Meaning: How many likes, tweets, and +1’s do your posts have?
- Internal Linking – Do you have contextual internal links on the indexed posts and pages of the site that link to the non-indexed blog posts? Internal links help Google crawlers crawl your entire site and crawl linked posts and pages more often.
Meaning: Do you have procedures to utilize internal linking properly on your content?
- Category or Tag Archive Pages Indexing – Sometimes those will take precedence over the individual blog post pages. Google has a tendency to prefer to rank the category page higher than individual posts contained within that category.
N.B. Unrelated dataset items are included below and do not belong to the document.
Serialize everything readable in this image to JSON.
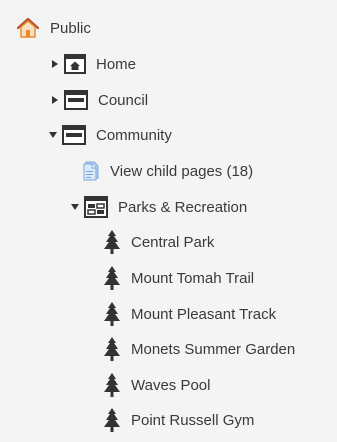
{
  "tree": {
    "root": {
      "label": "Public",
      "icon": "house-icon"
    },
    "items": [
      {
        "label": "Home",
        "icon": "home-page-icon",
        "state": "collapsed"
      },
      {
        "label": "Council",
        "icon": "page-icon",
        "state": "collapsed"
      },
      {
        "label": "Community",
        "icon": "page-icon",
        "state": "expanded"
      },
      {
        "label": "View child pages (18)",
        "icon": "child-pages-icon"
      },
      {
        "label": "Parks & Recreation",
        "icon": "section-page-icon",
        "state": "expanded"
      },
      {
        "label": "Central Park",
        "icon": "tree-icon"
      },
      {
        "label": "Mount Tomah Trail",
        "icon": "tree-icon"
      },
      {
        "label": "Mount Pleasant Track",
        "icon": "tree-icon"
      },
      {
        "label": "Monets Summer Garden",
        "icon": "tree-icon"
      },
      {
        "label": "Waves Pool",
        "icon": "tree-icon"
      },
      {
        "label": "Point Russell Gym",
        "icon": "tree-icon"
      }
    ]
  },
  "colors": {
    "background": "#f4f4f4",
    "text": "#3a3a3a",
    "icon_dark": "#333333",
    "house_orange": "#e8892b",
    "house_roof": "#c0392b",
    "child_pages_blue": "#7aa7e0"
  }
}
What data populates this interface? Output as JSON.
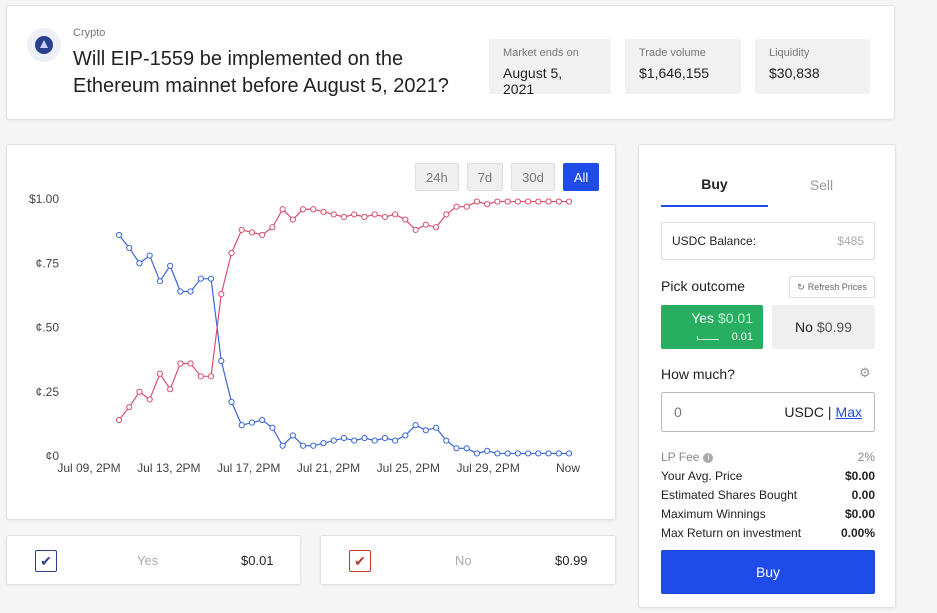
{
  "header": {
    "category": "Crypto",
    "question": "Will EIP-1559 be implemented on the Ethereum mainnet before August 5, 2021?",
    "stats": [
      {
        "label": "Market ends on",
        "value": "August 5, 2021"
      },
      {
        "label": "Trade volume",
        "value": "$1,646,155"
      },
      {
        "label": "Liquidity",
        "value": "$30,838"
      }
    ]
  },
  "chart": {
    "ranges": [
      "24h",
      "7d",
      "30d",
      "All"
    ],
    "active_range": "All"
  },
  "chart_data": {
    "type": "line",
    "y_tick_labels": [
      "$1.00",
      "¢.75",
      "¢.50",
      "¢.25",
      "¢0"
    ],
    "x_tick_labels": [
      "Jul 09, 2PM",
      "Jul 13, 2PM",
      "Jul 17, 2PM",
      "Jul 21, 2PM",
      "Jul 25, 2PM",
      "Jul 29, 2PM",
      "Now"
    ],
    "ylim": [
      0,
      1
    ],
    "grid": false,
    "colors": {
      "Yes": "#3a66d6",
      "No": "#d94f6e"
    },
    "series": [
      {
        "name": "Yes",
        "values": [
          0.86,
          0.81,
          0.75,
          0.78,
          0.68,
          0.74,
          0.64,
          0.64,
          0.69,
          0.69,
          0.37,
          0.21,
          0.12,
          0.13,
          0.14,
          0.11,
          0.04,
          0.08,
          0.04,
          0.04,
          0.05,
          0.06,
          0.07,
          0.06,
          0.07,
          0.06,
          0.07,
          0.06,
          0.08,
          0.12,
          0.1,
          0.11,
          0.06,
          0.03,
          0.03,
          0.01,
          0.02,
          0.01,
          0.01,
          0.01,
          0.01,
          0.01,
          0.01,
          0.01,
          0.01
        ]
      },
      {
        "name": "No",
        "values": [
          0.14,
          0.19,
          0.25,
          0.22,
          0.32,
          0.26,
          0.36,
          0.36,
          0.31,
          0.31,
          0.63,
          0.79,
          0.88,
          0.87,
          0.86,
          0.89,
          0.96,
          0.92,
          0.96,
          0.96,
          0.95,
          0.94,
          0.93,
          0.94,
          0.93,
          0.94,
          0.93,
          0.94,
          0.92,
          0.88,
          0.9,
          0.89,
          0.94,
          0.97,
          0.97,
          0.99,
          0.98,
          0.99,
          0.99,
          0.99,
          0.99,
          0.99,
          0.99,
          0.99,
          0.99
        ]
      }
    ]
  },
  "outcomes": [
    {
      "name": "Yes",
      "price": "$0.01",
      "check": "✔",
      "color": "#2b3f8f"
    },
    {
      "name": "No",
      "price": "$0.99",
      "check": "✔",
      "color": "#c0392b"
    }
  ],
  "trade": {
    "tabs": [
      "Buy",
      "Sell"
    ],
    "active_tab": "Buy",
    "balance_label": "USDC Balance:",
    "balance_value": "$485",
    "pick_outcome_label": "Pick outcome",
    "refresh_label": "Refresh Prices",
    "yes_label": "Yes",
    "yes_price": "$0.01",
    "yes_sub": "0.01",
    "no_label": "No",
    "no_price": "$0.99",
    "how_much_label": "How much?",
    "amount_placeholder": "0",
    "unit": "USDC |",
    "max_label": "Max",
    "lp_fee_label": "LP Fee",
    "lp_fee_value": "2%",
    "rows": [
      {
        "label": "Your Avg. Price",
        "value": "$0.00"
      },
      {
        "label": "Estimated Shares Bought",
        "value": "0.00"
      },
      {
        "label": "Maximum Winnings",
        "value": "$0.00"
      },
      {
        "label": "Max Return on investment",
        "value": "0.00%"
      }
    ],
    "buy_button": "Buy"
  },
  "icons": {
    "logo": "ethereum-logo-icon",
    "refresh": "refresh-icon",
    "gear": "gear-icon",
    "info": "info-icon"
  }
}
Meaning: It is most often wise to set no-index, follow on category and tag archive pages as described in the video above.
Additional Resources for Hubspot
If you are using Hubspot, here is a resource to you make necessary corrections to your settings;
The post above post will walk you through how, when using Hubspot, you might want to remove certain web pages from the SERPs (search engine results pages), and how to go about doing it. It does not dive specifically into how to set archive pages to no-index but that is something HubSpot’s great support team can more than likely help you with.
The Bottom Line
Following these steps will help you ensure that your blog categories, tags and author archive pages are not taking authority over your individual posts. Avoiding a conflict for Google when trying to determine which pages to rank and crawl more often. Following the above steps will allow your blog post pages to be index better and rank higher while avoiding duplicate content issues on your own site.
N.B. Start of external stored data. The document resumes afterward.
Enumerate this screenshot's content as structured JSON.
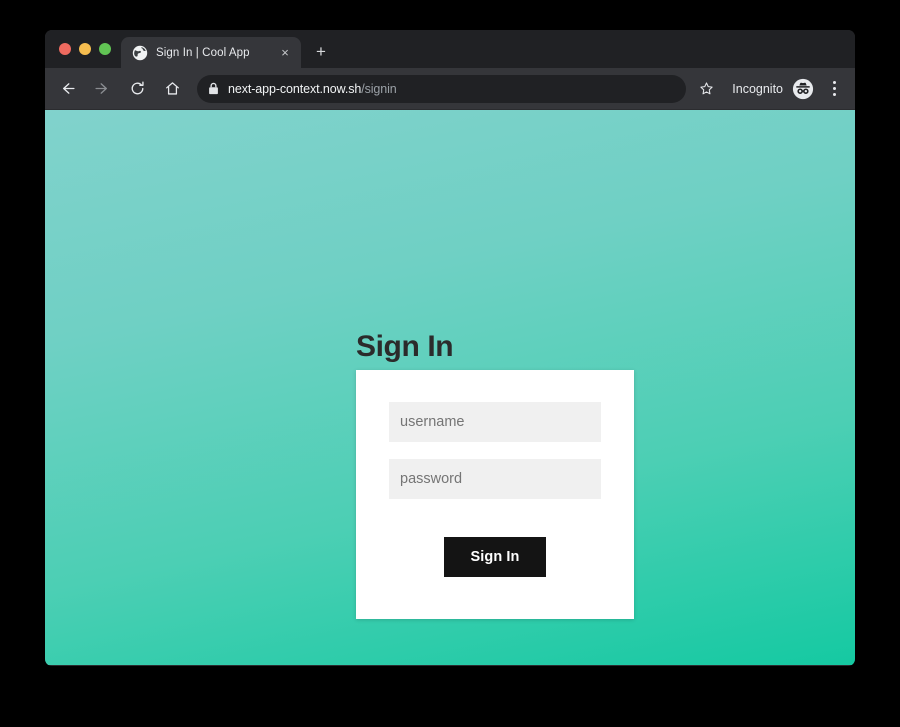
{
  "browser": {
    "traffic_lights": [
      {
        "name": "close",
        "color": "#ee6a5f"
      },
      {
        "name": "minimize",
        "color": "#f5bd4f"
      },
      {
        "name": "maximize",
        "color": "#61c454"
      }
    ],
    "tab": {
      "title": "Sign In | Cool App",
      "favicon": "globe-icon",
      "close_label": "×"
    },
    "new_tab_label": "+",
    "toolbar": {
      "back": "back-arrow-icon",
      "forward": "forward-arrow-icon",
      "reload": "reload-icon",
      "home": "home-icon",
      "lock": "lock-icon",
      "url_host": "next-app-context.now.sh",
      "url_path": "/signin",
      "bookmark": "star-icon",
      "profile_label": "Incognito",
      "profile_icon": "incognito-icon",
      "menu": "three-dot-menu-icon"
    }
  },
  "page": {
    "title": "Sign In",
    "background_top_color": "#81d2cc",
    "background_bottom_color": "#15c9a2",
    "form": {
      "username_placeholder": "username",
      "username_value": "",
      "password_placeholder": "password",
      "password_value": "",
      "submit_label": "Sign In",
      "submit_color": "#141414",
      "card_color": "#ffffff",
      "field_color": "#f0f0f0"
    }
  }
}
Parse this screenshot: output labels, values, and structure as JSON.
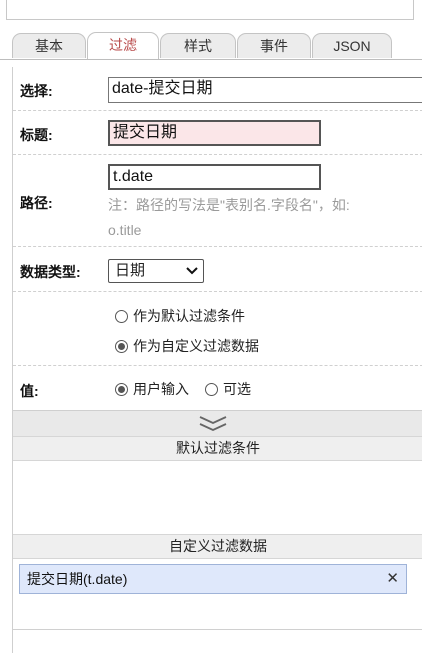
{
  "tabs": [
    {
      "label": "基本",
      "active": false
    },
    {
      "label": "过滤",
      "active": true
    },
    {
      "label": "样式",
      "active": false
    },
    {
      "label": "事件",
      "active": false
    },
    {
      "label": "JSON",
      "active": false
    }
  ],
  "form": {
    "select_label": "选择:",
    "select_value": "date-提交日期",
    "title_label": "标题:",
    "title_value": "提交日期",
    "path_label": "路径:",
    "path_value": "t.date",
    "path_hint_line1": "注：路径的写法是\"表别名.字段名\"，如:",
    "path_hint_line2": "o.title",
    "datatype_label": "数据类型:",
    "datatype_value": "日期",
    "filter_option_default": "作为默认过滤条件",
    "filter_option_custom": "作为自定义过滤数据",
    "value_label": "值:",
    "value_option_user_input": "用户输入",
    "value_option_optional": "可选"
  },
  "sections": {
    "default_filter_title": "默认过滤条件",
    "custom_filter_title": "自定义过滤数据",
    "custom_filter_items": [
      {
        "label": "提交日期(t.date)"
      }
    ]
  },
  "icons": {
    "collapse": "double-chevron-down-icon",
    "remove": "close-icon",
    "dropdown": "chevron-down-icon"
  },
  "colors": {
    "active_tab_text": "#b84a4a",
    "title_input_bg": "#fbe6e8",
    "chip_bg": "#dfe8fb"
  }
}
I explained this to the example business I mentioned at the start of this post and here is his response:
Raleigh, Wow. thanks very much for your insights. Also, breaking down the concepts into a metaphor I can understand. I’ll have to review this with my Website guy, and if we have any other questions as we journey through this, I’ll get back to you. Again, thanks for sharing your expertise. I owe you a coffee sometime ; )
Since he sent that he has told me that he checked everything and found there is “lots to do” so it seems he is on the right path to Google indexing each one of his blog post pages with the priority it deserves.